Tom Warne Report, 26 May 2013
The governor of Maryland signed a bill into law this week that will result in state taxes nearly doubling at the fuel pump. Gov. Martin O’Malley approved the six-year, $4.4 billion transportation funding package to address the need for highway construction money beyond 2017. The governor initiated the bill, HB 1515, which is expected to raise about $830 million annually for transportation projects.
“We have guaranteed a sustainable transportation funding source that will support more than 57,200 jobs, create a safer, more efficient transportation network, and spur economic development,” O’Malley said in released remarks. He said the bill will make the state competitive for attracting corporate investments, growth and job creation.

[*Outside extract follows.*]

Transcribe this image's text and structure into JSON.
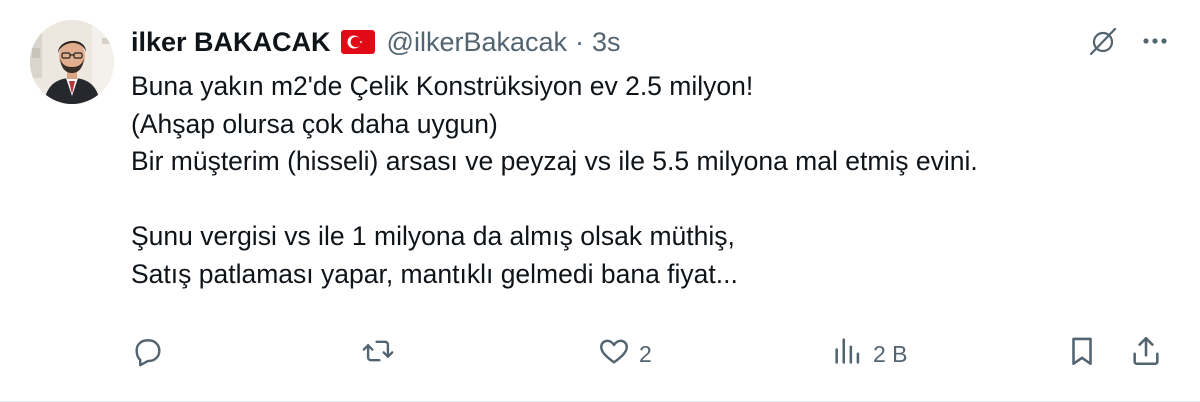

Beginning July 1, new revenue will be raised through a 1 percent sales tax applied to fuel taxes at the wholesale level, which equals about a 3.8-cent-per-gallon rise for gas and diesel fuels. Eventually, this will increase to at least 3 percent, and will rise again to 5 percent if Congress does not pass internet sales tax legislation. By 2017, when the taxes have been fully implemented, the state estimates they will reach 40 cents per gallon, 16 cents higher than current tax rates. These will go up another 8 cents per gallon to 48 cents if the internet legislation does not go through.
Many projects will benefit from the new funding, including $125 million to build an I-270 interchange at Watkins Mill Road in Montgomery County.